5.4 - A supervisão e análise de um formando não deverá ficar a cargo do mesmo profissional em simultâneo. Mesmo após o término de algum dos processos, deverá ser alvo de reflexão relativamente à relação custo-benefício de encetar um processo diferente com o mesmo Analista.
6 - Responsabilidade na Denúncia e Comparência perante a Comissão de Ética
6.1 - É responsabilidade de um membro individual da SPPA procurar ajuda e comunicar a sua conduta não profissional à Comissão de Ética. A auto-revelação não isentará o membro de responsabilidade pela sua conduta, nem impedirá uma acção disciplinar por parte desta Comissão. Procedimentos criminais graves do Analista deverão ser analisados pela Comissão de Ética com as eventuais consequências que daí possam advir.

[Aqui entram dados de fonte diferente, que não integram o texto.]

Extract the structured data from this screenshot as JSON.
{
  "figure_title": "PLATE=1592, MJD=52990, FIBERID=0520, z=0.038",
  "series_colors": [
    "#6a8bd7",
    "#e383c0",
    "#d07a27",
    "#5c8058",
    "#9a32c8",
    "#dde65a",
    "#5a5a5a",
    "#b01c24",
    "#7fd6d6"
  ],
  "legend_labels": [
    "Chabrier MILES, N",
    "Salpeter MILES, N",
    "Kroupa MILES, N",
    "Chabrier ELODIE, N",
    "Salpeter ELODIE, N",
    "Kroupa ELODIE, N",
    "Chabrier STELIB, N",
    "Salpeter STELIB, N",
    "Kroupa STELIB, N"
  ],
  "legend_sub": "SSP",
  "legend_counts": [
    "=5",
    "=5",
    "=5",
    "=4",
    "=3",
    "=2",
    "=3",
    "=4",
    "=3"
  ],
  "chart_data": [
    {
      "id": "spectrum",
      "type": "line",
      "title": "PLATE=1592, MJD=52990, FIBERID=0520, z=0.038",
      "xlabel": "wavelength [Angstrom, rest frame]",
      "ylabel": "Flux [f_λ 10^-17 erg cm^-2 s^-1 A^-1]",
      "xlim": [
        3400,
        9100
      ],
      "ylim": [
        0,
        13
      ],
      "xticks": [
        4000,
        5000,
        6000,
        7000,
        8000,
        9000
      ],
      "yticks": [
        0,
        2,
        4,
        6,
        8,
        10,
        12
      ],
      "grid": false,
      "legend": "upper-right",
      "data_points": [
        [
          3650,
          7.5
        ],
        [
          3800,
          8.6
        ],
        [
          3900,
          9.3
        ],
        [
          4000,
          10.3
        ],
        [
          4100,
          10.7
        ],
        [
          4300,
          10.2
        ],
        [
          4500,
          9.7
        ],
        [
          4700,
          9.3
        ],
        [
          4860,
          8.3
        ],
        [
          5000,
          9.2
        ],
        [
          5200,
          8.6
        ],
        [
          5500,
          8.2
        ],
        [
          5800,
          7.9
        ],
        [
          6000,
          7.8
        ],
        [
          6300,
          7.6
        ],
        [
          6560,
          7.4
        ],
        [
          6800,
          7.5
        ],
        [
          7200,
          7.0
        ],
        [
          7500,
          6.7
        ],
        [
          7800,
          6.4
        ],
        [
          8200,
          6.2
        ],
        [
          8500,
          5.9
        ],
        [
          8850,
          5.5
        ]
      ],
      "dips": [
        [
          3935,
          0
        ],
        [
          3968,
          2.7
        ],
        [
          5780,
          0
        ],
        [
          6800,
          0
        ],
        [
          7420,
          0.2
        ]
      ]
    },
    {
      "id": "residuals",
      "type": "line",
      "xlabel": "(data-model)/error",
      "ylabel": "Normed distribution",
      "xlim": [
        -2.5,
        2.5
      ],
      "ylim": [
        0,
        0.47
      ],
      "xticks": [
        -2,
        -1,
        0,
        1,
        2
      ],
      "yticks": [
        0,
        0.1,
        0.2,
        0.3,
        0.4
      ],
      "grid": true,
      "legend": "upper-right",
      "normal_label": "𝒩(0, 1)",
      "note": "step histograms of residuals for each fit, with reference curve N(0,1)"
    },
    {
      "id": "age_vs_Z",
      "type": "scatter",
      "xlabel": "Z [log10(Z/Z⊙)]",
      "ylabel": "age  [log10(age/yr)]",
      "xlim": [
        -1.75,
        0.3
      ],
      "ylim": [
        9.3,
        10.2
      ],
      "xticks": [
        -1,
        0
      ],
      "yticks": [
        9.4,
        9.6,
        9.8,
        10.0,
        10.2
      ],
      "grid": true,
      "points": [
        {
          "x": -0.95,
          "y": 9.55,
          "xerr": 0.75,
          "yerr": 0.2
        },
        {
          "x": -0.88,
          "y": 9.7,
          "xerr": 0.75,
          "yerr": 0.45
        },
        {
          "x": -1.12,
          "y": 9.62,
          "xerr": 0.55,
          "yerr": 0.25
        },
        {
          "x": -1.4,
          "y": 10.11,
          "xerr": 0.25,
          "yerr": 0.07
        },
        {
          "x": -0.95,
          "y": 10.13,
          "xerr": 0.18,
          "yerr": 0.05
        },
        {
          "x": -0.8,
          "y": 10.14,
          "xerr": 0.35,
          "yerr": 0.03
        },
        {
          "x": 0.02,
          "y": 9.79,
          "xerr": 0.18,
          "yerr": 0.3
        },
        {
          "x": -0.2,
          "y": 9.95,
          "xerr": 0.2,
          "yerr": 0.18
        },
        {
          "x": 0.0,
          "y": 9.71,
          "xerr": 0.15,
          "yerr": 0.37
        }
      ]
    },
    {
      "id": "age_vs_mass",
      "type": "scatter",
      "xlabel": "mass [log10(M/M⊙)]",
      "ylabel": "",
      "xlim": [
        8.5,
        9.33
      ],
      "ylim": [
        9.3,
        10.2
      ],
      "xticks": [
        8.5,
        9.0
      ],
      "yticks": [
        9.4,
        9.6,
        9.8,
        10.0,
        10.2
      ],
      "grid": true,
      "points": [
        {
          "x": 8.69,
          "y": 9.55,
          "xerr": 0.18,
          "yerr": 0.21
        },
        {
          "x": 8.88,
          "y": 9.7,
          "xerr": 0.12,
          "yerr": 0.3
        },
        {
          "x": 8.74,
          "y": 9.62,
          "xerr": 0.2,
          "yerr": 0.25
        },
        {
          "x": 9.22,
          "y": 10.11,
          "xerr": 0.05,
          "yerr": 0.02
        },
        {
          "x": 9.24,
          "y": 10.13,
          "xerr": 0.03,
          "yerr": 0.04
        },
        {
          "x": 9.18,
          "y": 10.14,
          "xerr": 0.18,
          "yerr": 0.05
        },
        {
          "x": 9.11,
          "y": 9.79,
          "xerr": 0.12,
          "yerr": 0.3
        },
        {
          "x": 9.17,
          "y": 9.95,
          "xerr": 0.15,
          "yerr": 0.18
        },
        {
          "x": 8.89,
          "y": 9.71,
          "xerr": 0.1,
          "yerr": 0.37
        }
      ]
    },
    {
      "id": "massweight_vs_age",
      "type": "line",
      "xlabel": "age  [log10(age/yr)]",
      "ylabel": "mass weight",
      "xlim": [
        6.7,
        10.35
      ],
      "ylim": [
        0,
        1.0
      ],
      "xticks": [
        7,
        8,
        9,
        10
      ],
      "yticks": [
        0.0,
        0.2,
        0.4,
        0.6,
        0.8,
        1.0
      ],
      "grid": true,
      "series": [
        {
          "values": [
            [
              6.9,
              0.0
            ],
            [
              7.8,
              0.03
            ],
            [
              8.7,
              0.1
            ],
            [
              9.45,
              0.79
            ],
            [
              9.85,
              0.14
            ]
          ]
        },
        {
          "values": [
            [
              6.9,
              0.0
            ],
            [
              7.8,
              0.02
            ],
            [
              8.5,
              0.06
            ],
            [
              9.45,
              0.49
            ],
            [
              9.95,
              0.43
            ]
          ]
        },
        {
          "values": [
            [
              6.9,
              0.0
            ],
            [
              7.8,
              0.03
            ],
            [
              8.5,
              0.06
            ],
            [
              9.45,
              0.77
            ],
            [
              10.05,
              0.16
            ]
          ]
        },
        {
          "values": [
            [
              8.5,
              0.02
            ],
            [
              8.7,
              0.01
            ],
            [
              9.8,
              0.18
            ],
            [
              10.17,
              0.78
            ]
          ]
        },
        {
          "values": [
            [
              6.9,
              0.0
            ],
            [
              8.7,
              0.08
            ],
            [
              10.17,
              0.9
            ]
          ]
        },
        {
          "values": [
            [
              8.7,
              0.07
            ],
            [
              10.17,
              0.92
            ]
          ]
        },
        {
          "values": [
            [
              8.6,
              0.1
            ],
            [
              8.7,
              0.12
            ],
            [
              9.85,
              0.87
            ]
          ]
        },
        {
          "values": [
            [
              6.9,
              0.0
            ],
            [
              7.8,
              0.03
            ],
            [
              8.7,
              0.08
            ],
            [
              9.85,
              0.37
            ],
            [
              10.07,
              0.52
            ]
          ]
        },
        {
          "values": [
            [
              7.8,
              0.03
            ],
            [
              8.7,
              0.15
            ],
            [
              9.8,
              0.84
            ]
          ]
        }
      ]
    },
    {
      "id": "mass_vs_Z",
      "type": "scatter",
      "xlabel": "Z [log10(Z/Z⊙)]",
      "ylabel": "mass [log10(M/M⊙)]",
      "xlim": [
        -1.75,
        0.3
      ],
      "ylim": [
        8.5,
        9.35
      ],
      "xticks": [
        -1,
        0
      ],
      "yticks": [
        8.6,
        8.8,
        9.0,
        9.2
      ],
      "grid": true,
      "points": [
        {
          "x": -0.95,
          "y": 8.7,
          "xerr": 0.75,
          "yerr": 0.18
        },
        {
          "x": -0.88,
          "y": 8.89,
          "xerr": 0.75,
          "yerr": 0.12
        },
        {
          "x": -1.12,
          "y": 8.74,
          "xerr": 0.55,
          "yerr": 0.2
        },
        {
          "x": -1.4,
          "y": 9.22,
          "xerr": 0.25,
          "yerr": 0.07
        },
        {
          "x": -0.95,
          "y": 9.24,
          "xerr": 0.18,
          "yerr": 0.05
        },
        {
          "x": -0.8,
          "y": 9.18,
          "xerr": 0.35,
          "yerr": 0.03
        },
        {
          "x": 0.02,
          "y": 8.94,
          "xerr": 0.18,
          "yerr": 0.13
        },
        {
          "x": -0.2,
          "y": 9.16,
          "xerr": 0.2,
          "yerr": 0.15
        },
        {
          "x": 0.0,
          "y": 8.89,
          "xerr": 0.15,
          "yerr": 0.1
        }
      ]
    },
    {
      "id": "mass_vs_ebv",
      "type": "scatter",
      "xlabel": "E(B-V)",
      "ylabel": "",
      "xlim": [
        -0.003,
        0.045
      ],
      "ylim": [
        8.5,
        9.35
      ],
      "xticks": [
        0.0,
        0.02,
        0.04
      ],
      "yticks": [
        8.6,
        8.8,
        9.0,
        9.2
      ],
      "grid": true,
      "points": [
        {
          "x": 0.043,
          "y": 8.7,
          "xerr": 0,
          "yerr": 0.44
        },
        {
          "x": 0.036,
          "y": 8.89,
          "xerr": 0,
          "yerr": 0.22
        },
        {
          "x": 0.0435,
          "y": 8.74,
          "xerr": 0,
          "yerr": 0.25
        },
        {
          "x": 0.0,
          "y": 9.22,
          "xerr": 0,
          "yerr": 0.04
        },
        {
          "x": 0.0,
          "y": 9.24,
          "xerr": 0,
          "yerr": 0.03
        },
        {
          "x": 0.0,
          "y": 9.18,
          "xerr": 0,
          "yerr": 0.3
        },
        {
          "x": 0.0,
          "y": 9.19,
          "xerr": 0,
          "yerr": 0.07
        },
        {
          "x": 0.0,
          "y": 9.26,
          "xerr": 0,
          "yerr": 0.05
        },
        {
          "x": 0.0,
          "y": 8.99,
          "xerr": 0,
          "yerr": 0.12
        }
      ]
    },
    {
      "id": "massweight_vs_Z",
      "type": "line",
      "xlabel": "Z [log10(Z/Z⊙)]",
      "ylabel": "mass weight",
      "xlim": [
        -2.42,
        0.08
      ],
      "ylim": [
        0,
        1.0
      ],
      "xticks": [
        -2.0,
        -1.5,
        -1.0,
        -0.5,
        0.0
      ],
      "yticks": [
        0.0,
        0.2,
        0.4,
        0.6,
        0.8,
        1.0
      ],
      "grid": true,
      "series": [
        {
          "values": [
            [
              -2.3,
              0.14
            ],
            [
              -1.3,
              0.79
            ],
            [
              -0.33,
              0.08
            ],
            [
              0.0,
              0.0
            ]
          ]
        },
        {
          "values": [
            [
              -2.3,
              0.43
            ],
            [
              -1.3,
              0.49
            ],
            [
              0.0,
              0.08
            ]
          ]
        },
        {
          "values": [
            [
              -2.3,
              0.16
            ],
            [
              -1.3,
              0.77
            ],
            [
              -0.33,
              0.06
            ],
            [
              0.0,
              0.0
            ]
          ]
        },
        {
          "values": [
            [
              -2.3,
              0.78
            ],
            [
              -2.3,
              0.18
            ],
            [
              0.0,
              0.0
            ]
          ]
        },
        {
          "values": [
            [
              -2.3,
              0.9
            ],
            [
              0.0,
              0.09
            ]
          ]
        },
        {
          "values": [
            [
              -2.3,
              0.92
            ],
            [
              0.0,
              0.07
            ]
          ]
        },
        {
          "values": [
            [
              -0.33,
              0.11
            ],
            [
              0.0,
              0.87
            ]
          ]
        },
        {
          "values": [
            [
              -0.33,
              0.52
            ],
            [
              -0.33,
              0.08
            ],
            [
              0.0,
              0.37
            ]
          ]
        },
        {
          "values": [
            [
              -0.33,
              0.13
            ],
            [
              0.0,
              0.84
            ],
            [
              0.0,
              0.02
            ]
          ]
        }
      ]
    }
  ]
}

6.2 - Qualquer membro da SPPA, perante o conhecimento de uma infracção grave, factual, no plano ético por parte de outro colega, tem a responsabilidade de informar a Comissão de Ética, excepto nos casos em que a confidencialidade do paciente deva ser mantida. Quando um membro da SPPA é alertado para o comportamento anti-ético de um colega, deve primeiro falar com o colega, tentar pôr termo ao comportamento em questão e, se necessário, encorajar a supervisão e/ou o retomar da análise pessoal. Caso tal não surta efeito, deverá proceder a uma exposição escrita dirigida ao Presidente da Comissão de Ética. Deve ser denunciada ao Presidente da SPPA qualquer pessoa que desempenhe funções para as quais apenas os Analistas estejam habilitados.
6.3 - Quando um membro individual é chamado a responder a uma denúncia ou reclamação, a fim de esclarecer uma possível violação da ética, a recusa em reunir-se com a Comissão de Ética da SPPA e cooperar de boa fé pode, ela própria, constituir base para uma acusação separada, de comportamento não ético ou não profissional. Este incumprimento pode constituir motivo para uma ação da Comissão, incluindo uma recomendação de suspensão ou expulsão de filiação individual ou colectiva na SPPA.